Collard’s Kentishbury Hotel
In Feb 1883 a substantial two-storey brick building called the Kentishbury Hotel opened in Sheffield, offering the best in accommodation, wine, and spirits. Owned by Wm Collard from Latrobe, it contained eight good-sized rooms, a bar, detached kitchen, office, plus a six-stall stable. The bricklayer was Samuel Jones and the builder Gideon Robson, both of Sheffield. It was reported: ‘This hotel will supply a long felt want, for though the old Sheffield Inn, opened in 1861 answered all purposes well enough in the earlier days of struggle and privation, now that we have entered upon a more prosperous phase, it is certainly not equal to the present requirements.’

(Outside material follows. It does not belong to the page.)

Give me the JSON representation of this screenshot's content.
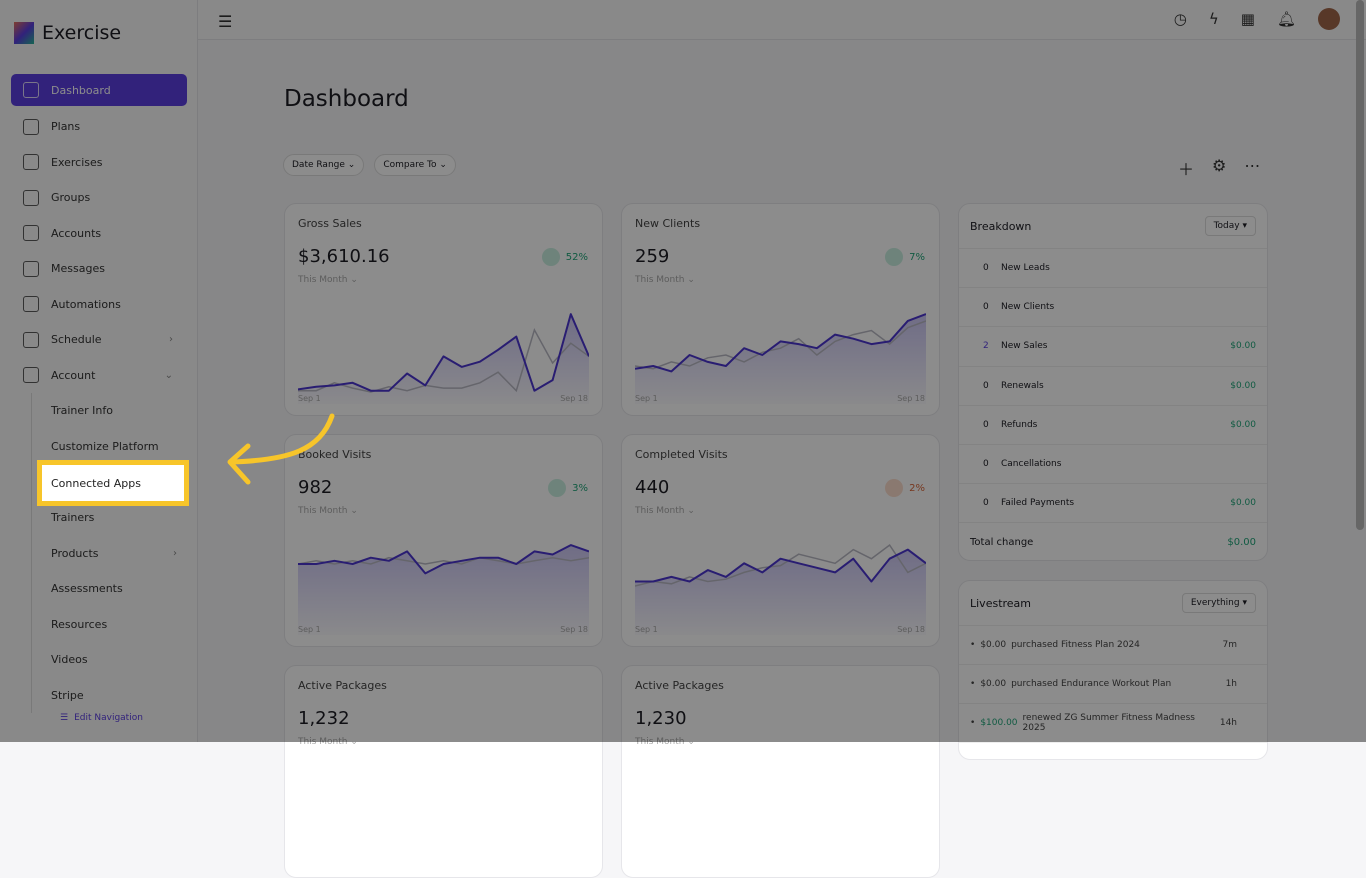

Previously an English draper, William Alfred Collard b1854 was employed by Nathan & Co. General Merchants of Latrobe, until 1878 when he opened his store nearby. That same year Collard married Mary Young, daughter of Fred Young, licensee of Railway Hotel in Latrobe. Collard’s business ultimately failed and in February 1879 he was made bankrupt. However, after his creditors had sold up all his stock to retrieve their debts, his bankruptcy was annulled. About this same time, gold was discovered in the Minnow River at Lower Beulah, so Collard came with his wife and family to Sheffield and teamed up with Robert Manley, owner of Sheffield’s first general store, to go prospecting. Collard took out his first lease at the Minnow River on 10 Dec 1880. Six months later, with Robert Manley & Chas Smith they formed the Latrobe Silver-Lead Mining Co with Collard as manager. His brother-in-law Francis Young of Latrobe and Chas Manley of Kentish helped them work this claim, which soon fizzled out.

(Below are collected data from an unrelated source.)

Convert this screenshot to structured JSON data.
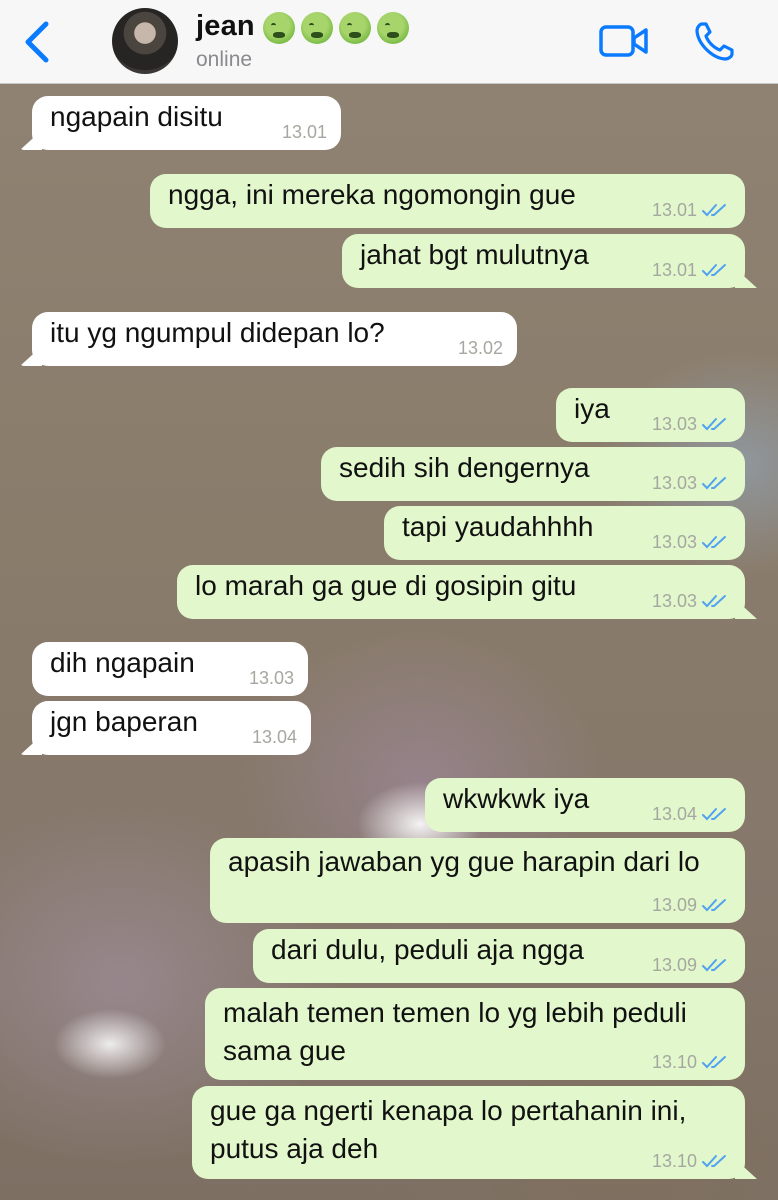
{
  "header": {
    "back_label": "",
    "contact_name": "jean",
    "status": "online",
    "emojis": [
      "nauseated-face",
      "nauseated-face",
      "nauseated-face",
      "nauseated-face"
    ],
    "accent_color": "#0a7aff"
  },
  "messages": [
    {
      "dir": "in",
      "text": "ngapain disitu",
      "time": "13.01"
    },
    {
      "dir": "out",
      "text": "ngga, ini mereka ngomongin gue",
      "time": "13.01"
    },
    {
      "dir": "out",
      "text": "jahat bgt mulutnya",
      "time": "13.01"
    },
    {
      "dir": "in",
      "text": "itu yg ngumpul didepan lo?",
      "time": "13.02"
    },
    {
      "dir": "out",
      "text": "iya",
      "time": "13.03"
    },
    {
      "dir": "out",
      "text": "sedih sih dengernya",
      "time": "13.03"
    },
    {
      "dir": "out",
      "text": "tapi yaudahhhh",
      "time": "13.03"
    },
    {
      "dir": "out",
      "text": "lo marah ga gue di gosipin gitu",
      "time": "13.03"
    },
    {
      "dir": "in",
      "text": "dih ngapain",
      "time": "13.03"
    },
    {
      "dir": "in",
      "text": "jgn baperan",
      "time": "13.04"
    },
    {
      "dir": "out",
      "text": "wkwkwk iya",
      "time": "13.04"
    },
    {
      "dir": "out",
      "text": "apasih jawaban yg gue harapin dari lo",
      "time": "13.09"
    },
    {
      "dir": "out",
      "text": "dari dulu, peduli aja ngga",
      "time": "13.09"
    },
    {
      "dir": "out",
      "text": "malah temen temen lo yg lebih peduli sama gue",
      "time": "13.10"
    },
    {
      "dir": "out",
      "text": "gue ga ngerti kenapa lo pertahanin ini, putus aja deh",
      "time": "13.10"
    }
  ],
  "colors": {
    "outgoing_bubble": "#e2f7cb",
    "incoming_bubble": "#ffffff",
    "read_ticks": "#4fa3f0"
  }
}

Two years later, on 9 January1882 Collard acting for Robert & Chas Manley, John Stone and himself, applied for four new gold-mining leases, close to Campbell’s Reward between Mt Claude and Lorinna, where gold deposits had recently been found. A man of considerable bearing, Wm Collard soon made a name for himself around Kentish. On a Vice-Regal visit to Sheffield in March 1881, Collard and Manley met the Governor of Tasmania and State Premier’s parties at Railton and escorted them up to Sheffield. Eight months later, on 22 November, the Hon Wm Moore was given a complimentary dinner in Sheffield for his tireless efforts in parliament to lift the plight of the pioneer settlers. Upon his arrival, Wm Collard marshalled a group of local horsemen beneath two decorative arches to welcome this distinguished guest. At 7pm, 100 gentlemen sat down to a lavish spread in the Sheffield Inn catered for by Mr & Mrs John T Wilson and Mr & Mrs Wm Collard. The room was tasteful decorated with ferns, flowers, Chinese lanterns and mottos, the latter being the work of Mrs Mary Collard.

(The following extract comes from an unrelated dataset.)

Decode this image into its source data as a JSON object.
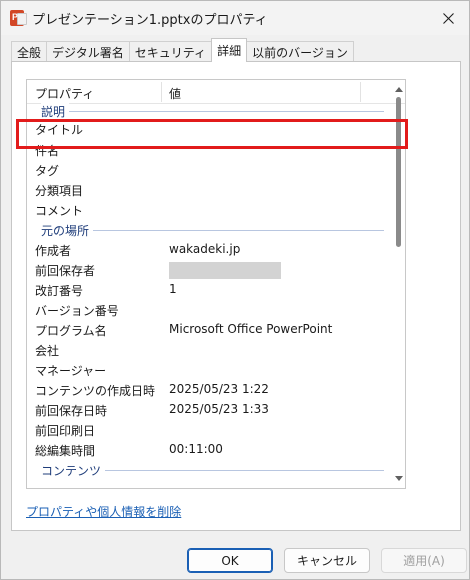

Initially, Collard had considered constructing a hotel beside the Minnow River, but when those mining claims began to falter, he purchased 16 acres just outside the Sheffield town boundary early in 1882 and began building his big 2 storey brick hotel. For such bold actions, Collard was elected to the Kentishbury Road Trust and the remark made: ‘If all the town-people had the energy of Wm Collard, and a spark of his enthusiasm, we would soon find ourselves surrounded by a busy money-making and money-spending community’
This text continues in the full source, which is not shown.